I cross my arms. “Forget it.” He must think I’m stupid. I know vaguely about Patty Hearst, how a kidnapped heiress was brainwashed into becoming a gun-toting terrorist. That’s not going to happen to me.

He shrugs, as if my refusal means nothing to him. “You asked for something to relieve the boredom. This is all you get.” He heads toward the door.

“You can take this...this propaganda with you,” I call after him. “I won’t read any of it!”

“The books are staying,” Kane says. “Try learning something for a change.” On that derisive comment, he closes the door behind him.

After he’s gone, I sit there, fuming. What a cheap trick.

I stare at the books and pamphlets scattered in front of me.

I pick one up gingerly. Leafing through it, a black-and-white photograph of a beagle with one side of its body covered in burns leaps out at me.

I slap the pages closed. I’m already feeling down and reading these will only sink my spirits deeper.

But I’m really, really bored.

An idea crawls into my head.

No, Amy, no, I plead with myself.

I have to be careful here.
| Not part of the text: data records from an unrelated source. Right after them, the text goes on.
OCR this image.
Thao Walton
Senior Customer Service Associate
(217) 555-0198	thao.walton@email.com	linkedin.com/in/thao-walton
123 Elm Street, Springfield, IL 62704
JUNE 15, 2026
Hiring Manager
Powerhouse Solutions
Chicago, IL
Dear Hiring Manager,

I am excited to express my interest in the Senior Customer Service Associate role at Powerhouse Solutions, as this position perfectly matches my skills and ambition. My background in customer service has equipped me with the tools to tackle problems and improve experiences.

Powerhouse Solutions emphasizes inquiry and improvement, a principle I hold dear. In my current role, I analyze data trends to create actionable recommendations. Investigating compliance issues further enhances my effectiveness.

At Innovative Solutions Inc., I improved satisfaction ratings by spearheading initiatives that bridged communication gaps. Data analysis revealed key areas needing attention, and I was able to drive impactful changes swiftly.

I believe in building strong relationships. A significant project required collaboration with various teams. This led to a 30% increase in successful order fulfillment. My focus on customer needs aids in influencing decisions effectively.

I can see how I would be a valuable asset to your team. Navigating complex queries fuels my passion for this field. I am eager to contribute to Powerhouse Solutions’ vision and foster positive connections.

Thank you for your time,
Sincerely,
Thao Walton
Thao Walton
I’m already on a slippery ledge. My back talk, the barricade incident, plus the fact I now know my kidnapper’s real name are all glaring indicators I shouldn’t be taking any more chances.

But then I think of my pathetically grateful reaction when Kane offered me a measure of privacy, a right that isn’t even his to grant in the first place.

What next? I berate myself. Am I going to thank him for abducting me? I don’t want to be the archetypal abused victim, in the end so grateful the punch is a mild one.

I pick up a thick tome of a book. And very slowly, very deliberately, I open it up at the first page.